Die hochglänzenden und oft retuschierten Ideale der Medienwelt strömen auf diesem Weg ungehindert ins Inneren und werden dort zu einer unerbittlich geltenden Norm. Anerkennung und Wertschätzung verdient nur, wer dem Ideal entspricht, bei wem das nicht der Fall ist, der muss sich bemühen, dem Ideal näher zu kommen, sonst muss er mit Abwertung und Verachtung rechnen.
Das Selbst und das Fremde
Das Selbst wird nun vor allem über diese Kanäle definiert. Die Selbstliebe gilt dem an die äußeren Erwartungen angepassten Schein. In der Sage verliebt sich Narziss nicht in sich selbst, sondern in sein Spiegelbild. In ihm entdeckt er, dass die Erfüllung der Erwartungen der anderen Menschen gelungen ist.

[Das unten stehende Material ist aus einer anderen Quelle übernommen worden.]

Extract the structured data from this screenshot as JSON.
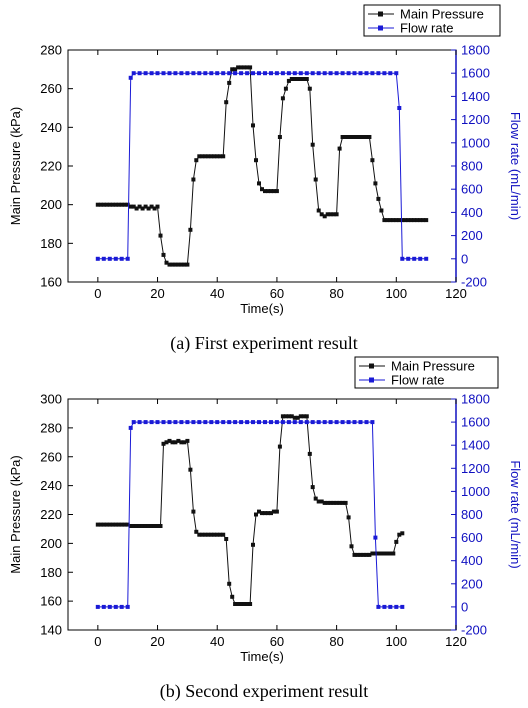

Die Anpassung an familiale und gesellschaftliche Normen wird im Prozess der Entinnerlichung zur obersten Maxime. Das ursprüngliche Selbst wird dabei zum Fremden, es wird abgespalten und in den Untergrund verbannt. Es ist das Innere, das fortan fremd und unbekannt, vielleicht sogar unheimlich ist, weil es keinen offenen Kanal mehr zu ihm gibt.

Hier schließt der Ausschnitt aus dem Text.